PMCID: PMC3356028  PMID: 22654829

Abstract

Endocrine disrupting chemicals are adversely affecting the reproductive health and metabolic status of aquatic vertebrates. Estrone is often the dominant natural estrogen in urban sewage, yet little is known about its environmental fate and biological effects. Increased use of UV-B radiation for effluent treatments, and exposure of effluents to sunlight in holding ponds led us to examine the effects of environmentally relevant levels of UV-B radiation on the photodegradation potential of estrone. Surprisingly, UV-B-mediated degradation leads to the photoproduction of lumiestrone, a little known 13α-epimer form of estrone. We show for the first time that lumiestrone possesses novel biological activity. In vivo treatment with estrone stimulated estrogen receptor (ER) α mRNA production in the male goldfish liver, whereas lumiestrone was without effect, suggesting a total loss of estrogenicity. In contrast, results from in vitro ER-dependent reporter gene assays indicate that lumiestrone showed relatively higher estrogenic potency with the zebrafish ERβ2 than zfERα, suggesting that it may act through an ERβ-selectivity. Lumiestrone also activated human ERs. Microarray analysis of male goldfish liver following in vivo treatments showed that lumiestrone respectively up- and down-regulated 20 and 69 mRNAs, which was indicative of metabolic upsets and endocrine activities. As a photodegradation product from a common estrogen of both human and farm animal origin, lumiestrone is present in sewage effluent, is produced from estrone upon exposure to natural sunlight and should be considered as a new environmental contaminant.

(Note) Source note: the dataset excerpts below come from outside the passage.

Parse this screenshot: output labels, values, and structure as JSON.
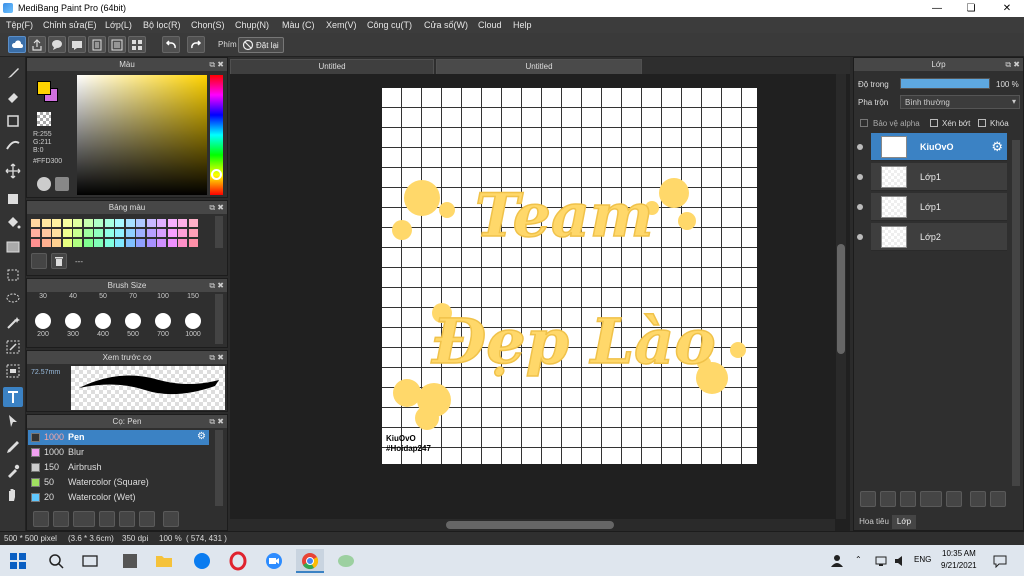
{
  "window": {
    "title": "MediBang Paint Pro (64bit)"
  },
  "menu": [
    "Tệp(F)",
    "Chỉnh sửa(E)",
    "Lớp(L)",
    "Bộ lọc(R)",
    "Chọn(S)",
    "Chụp(N)",
    "Màu (C)",
    "Xem(V)",
    "Công cụ(T)",
    "Cửa số(W)",
    "Cloud",
    "Help"
  ],
  "toolbar": {
    "keys_label": "Phím",
    "reset_label": "Đặt lại"
  },
  "color_panel": {
    "title": "Màu",
    "r": "R:255",
    "g": "G:211",
    "b": "B:0",
    "hex": "#FFD300",
    "colors": {
      "primary": "#ffd300",
      "secondary": "#d070e0"
    }
  },
  "palette_panel": {
    "title": "Bảng màu",
    "status": "---",
    "rows": [
      [
        "#ffd6a0",
        "#ffe6a0",
        "#fff0a0",
        "#f8ffa0",
        "#e0ffa0",
        "#c8ffb0",
        "#b0ffc8",
        "#a8ffe0",
        "#a8f8ff",
        "#a8e0ff",
        "#b0c8ff",
        "#c8b8ff",
        "#e0b0ff",
        "#f8b0ff",
        "#ffb0e8",
        "#ffb0c8"
      ],
      [
        "#ffb0a0",
        "#ffc8a0",
        "#ffe0a0",
        "#f0ff90",
        "#c8ff90",
        "#a0ffa0",
        "#90ffc0",
        "#90ffe8",
        "#90f0ff",
        "#90d0ff",
        "#a0b0ff",
        "#b8a0ff",
        "#d8a0ff",
        "#f8a0ff",
        "#ffa0d8",
        "#ffa0b8"
      ],
      [
        "#ff9090",
        "#ffb090",
        "#ffd090",
        "#e8ff80",
        "#b0ff80",
        "#80ff90",
        "#80ffb8",
        "#80ffe0",
        "#80e8ff",
        "#80c0ff",
        "#90a0ff",
        "#a890ff",
        "#d090ff",
        "#f090ff",
        "#ff90c8",
        "#ff90a8"
      ]
    ]
  },
  "brush_size_panel": {
    "title": "Brush Size",
    "top_row": [
      "30",
      "40",
      "50",
      "70",
      "100",
      "150"
    ],
    "bottom_row": [
      "200",
      "300",
      "400",
      "500",
      "700",
      "1000"
    ]
  },
  "preview_panel": {
    "title": "Xem trước cọ",
    "size": "72.57mm"
  },
  "brush_panel": {
    "title": "Cọ: Pen",
    "brushes": [
      {
        "size": "1000",
        "name": "Pen",
        "color": "#333333",
        "active": true
      },
      {
        "size": "1000",
        "name": "Blur",
        "color": "#f0a0f0",
        "active": false
      },
      {
        "size": "150",
        "name": "Airbrush",
        "color": "#cccccc",
        "active": false
      },
      {
        "size": "50",
        "name": "Watercolor (Square)",
        "color": "#a0e060",
        "active": false
      },
      {
        "size": "20",
        "name": "Watercolor (Wet)",
        "color": "#60c8ff",
        "active": false
      }
    ]
  },
  "canvas": {
    "tabs": [
      "Untitled",
      "Untitled"
    ],
    "artwork": {
      "line1": "Team",
      "line2": "Đẹp Lào",
      "signature_name": "KiuOvO",
      "signature_tag": "#Hoidap247",
      "ink_color": "#ffd86a",
      "ink_highlight": "#ffe89a"
    }
  },
  "status_bar": {
    "size": "500 * 500 pixel",
    "physical": "(3.6 * 3.6cm)",
    "dpi": "350 dpi",
    "zoom": "100 %",
    "coords": "( 574, 431 )"
  },
  "layers_panel": {
    "title": "Lớp",
    "opacity_label": "Độ trong",
    "opacity_value": "100 %",
    "opacity_fraction": 1.0,
    "blend_label": "Pha trộn",
    "blend_value": "Bình thường",
    "protect_alpha": "Bảo vệ alpha",
    "clipping": "Xén bớt",
    "lock": "Khóa",
    "layers": [
      {
        "name": "KiuOvO",
        "active": true
      },
      {
        "name": "Lớp1",
        "active": false
      },
      {
        "name": "Lớp1",
        "active": false
      },
      {
        "name": "Lớp2",
        "active": false
      }
    ],
    "bottom_tabs": [
      "Hoa tiêu",
      "Lớp"
    ]
  },
  "taskbar": {
    "time": "10:35 AM",
    "date": "9/21/2021",
    "language": "ENG"
  }
}
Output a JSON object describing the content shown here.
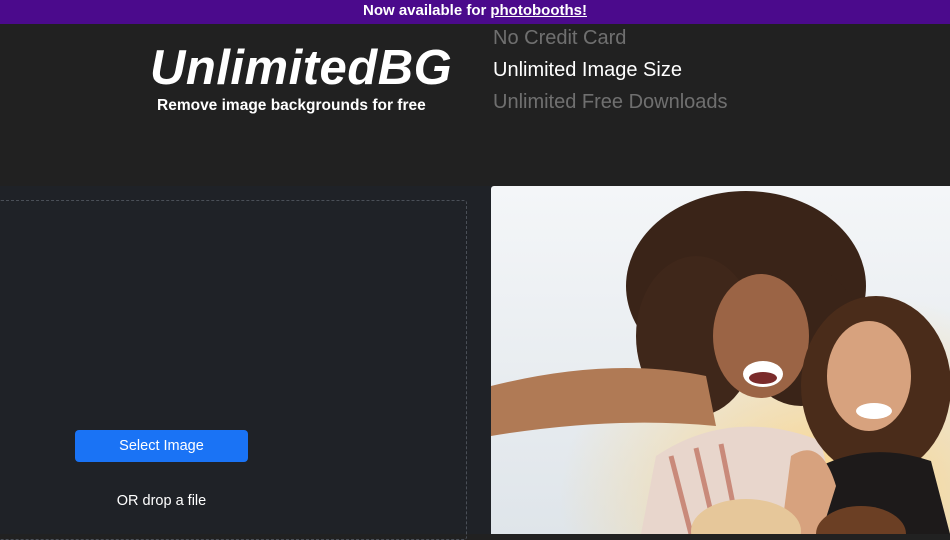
{
  "banner": {
    "text": "Now available for",
    "link": "photobooths!"
  },
  "header": {
    "logo": "UnlimitedBG",
    "tagline": "Remove image backgrounds for free",
    "features": [
      "No Credit Card",
      "Unlimited Image Size",
      "Unlimited Free Downloads"
    ]
  },
  "upload": {
    "select_label": "Select Image",
    "drop_label": "OR drop a file"
  },
  "colors": {
    "banner_bg": "#4b0a8c",
    "page_bg": "#212121",
    "main_bg": "#1f2227",
    "button_bg": "#1a73f5"
  },
  "sample": {
    "icon": "sample-photo-image"
  }
}
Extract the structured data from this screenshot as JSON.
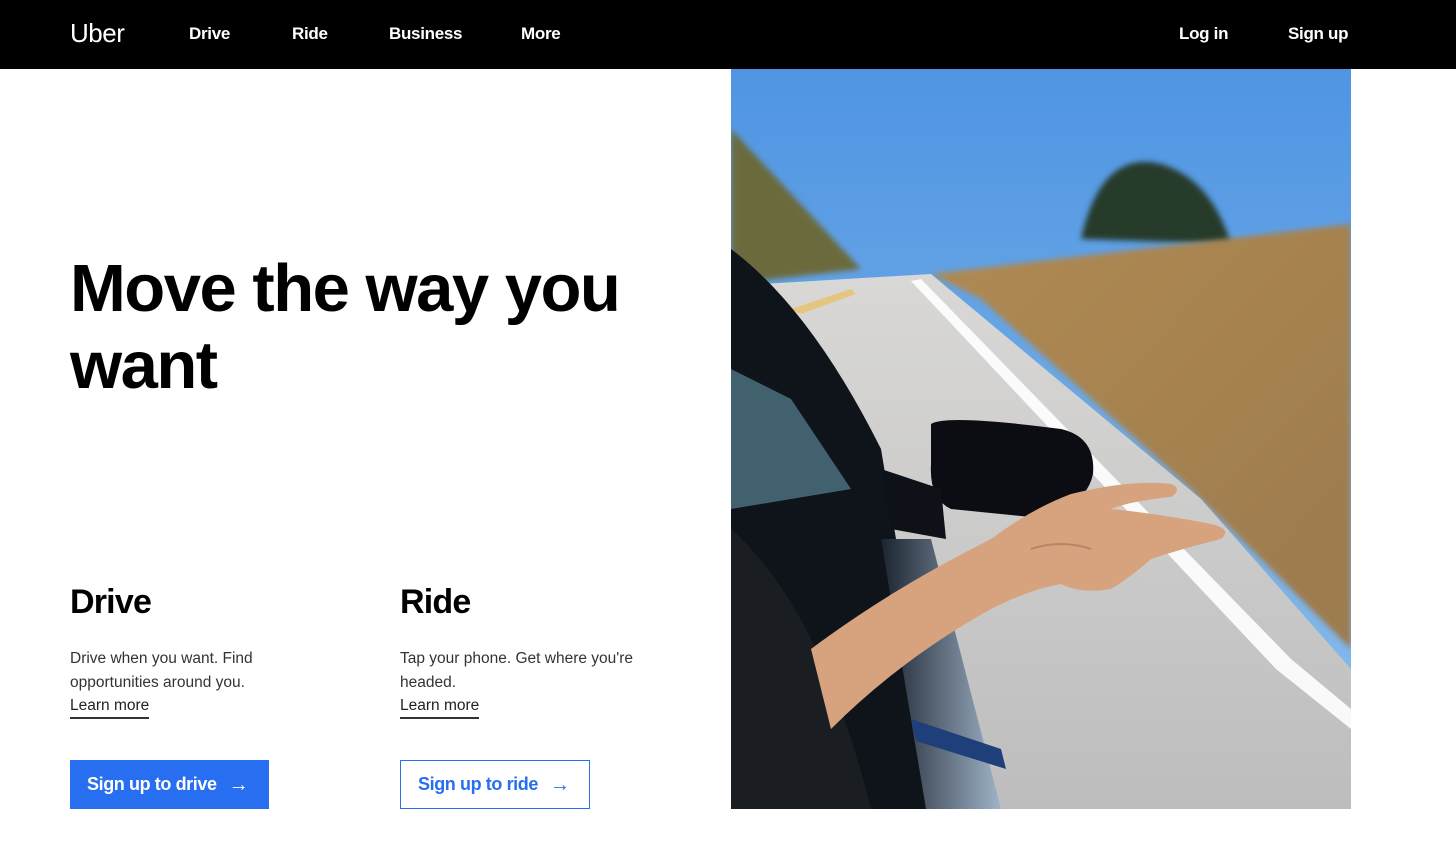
{
  "nav": {
    "logo": "Uber",
    "links": [
      {
        "label": "Drive"
      },
      {
        "label": "Ride"
      },
      {
        "label": "Business"
      },
      {
        "label": "More"
      }
    ],
    "login": "Log in",
    "signup": "Sign up"
  },
  "hero": {
    "title": "Move the way you want",
    "image_alt": "Hand out of a car window on a sunny coastal road"
  },
  "sections": [
    {
      "heading": "Drive",
      "description": "Drive when you want. Find opportunities around you.",
      "link": "Learn more",
      "button": "Sign up to drive",
      "arrow_icon": "→"
    },
    {
      "heading": "Ride",
      "description": "Tap your phone. Get where you're headed.",
      "link": "Learn more",
      "button": "Sign up to ride",
      "arrow_icon": "→"
    }
  ],
  "colors": {
    "nav_bg": "#000000",
    "accent": "#276ef1"
  }
}
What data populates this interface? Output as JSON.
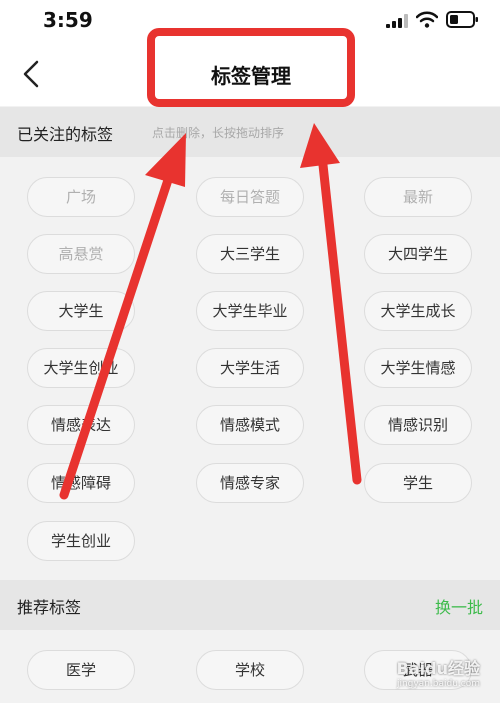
{
  "status_bar": {
    "time": "3:59"
  },
  "nav": {
    "title": "标签管理"
  },
  "followed": {
    "title": "已关注的标签",
    "hint": "点击删除，长按拖动排序",
    "tags": [
      "广场",
      "每日答题",
      "最新",
      "高悬赏",
      "大三学生",
      "大四学生",
      "大学生",
      "大学生毕业",
      "大学生成长",
      "大学生创业",
      "大学生活",
      "大学生情感",
      "情感表达",
      "情感模式",
      "情感识别",
      "情感障碍",
      "情感专家",
      "学生",
      "学生创业"
    ]
  },
  "recommended": {
    "title": "推荐标签",
    "swap_label": "换一批",
    "tags": [
      "医学",
      "学校",
      "武器"
    ]
  },
  "watermark": {
    "main": "Baidu经验",
    "sub": "jingyan.baidu.com"
  },
  "colors": {
    "accent_green": "#3dbb4b",
    "annotation_red": "#e8332f"
  }
}
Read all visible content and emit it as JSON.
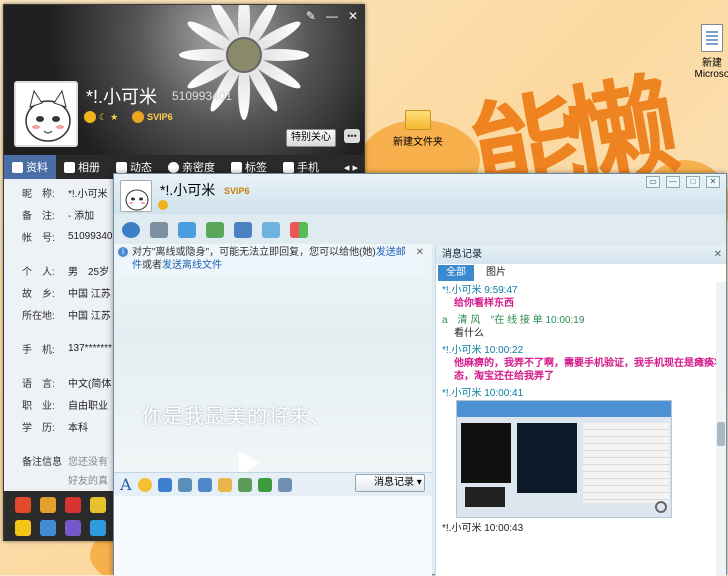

Keywords: environmental estrogens, estrone, lumiestrone, fish, endocrine disruption, liver, sewage effluents, photochemistry

Introduction

There is strong evidence linking exposure to estrogenic endocrine disrupting chemicals (EDCs) with the feminization of male wildlife, the decline of some species, and potential effects on human development and fertility (Guillette et al., 2007; Kidd et al., 2007; Hotckiss et al., 2008; Ottinger et al., 2008; Desforges et al., 2010; Mouritsen et al., 2010; Harris et al., 2011). Estrogenic chemicals also have effects in mollusks (Hotckiss et al., 2008) and even plants (Fox et al., 2004). Some EDCs have been linked to metabolic upsets and obesity (Decherf and Demeneix, 2011). Nevertheless, great debate continues on whether environmental levels of these and other EDCs are sufficiently biologically active to be of concern. However, the key examples of feminization of alligators and fish, and the decline and elimination of some species following contamination of lakes clearly indicates that environmental estrogens are affecting wildlife on a large scale (Guillette et al., 2007; Kidd et al., 2007; Hotckiss et al., 2008; Desforges et al., 2010). Perhaps most convincing is the ecosystems level study by Kidd et al. (2007). They reported on experimental contamination of a large (34 ha) freshwater lake in the Experimental Lakes Area of Canada with the contraceptive ethinyl-estradiol (EE2). This direct addition of EE2 led to the feminization of male fathead minnows as indicated by the production of the egg yolk protein vitellogenin, intratesticular ovarian tissues, and near extinction of the species from the lake (Kidd et al., 2007). In wild roach in UK rivers, feminization resulting from pollution is a major problem that is linked to reduced fertility (Harris et al., 2011). Most studies on estrogenic EDCs in human wastewater effluents focus either on EE2 or the natural steroid estradiol 17-β (E2). This is surprising given that estrone (E1) is often the most abundant estrogen in the wastewater of some sewage treatment facilities (Williams et al., 2003; Johnson et al., 2005; Servos et al., 2005; Kumar et al., 2011), is found in farm sewage (Hutchins et al., 2005), soil (Ying and Kookana, 2005), and ocean sediments (Braga et al., 2004). Moreover, surprisingly little is known about the biological activity of E1 in aquatic vertebrates.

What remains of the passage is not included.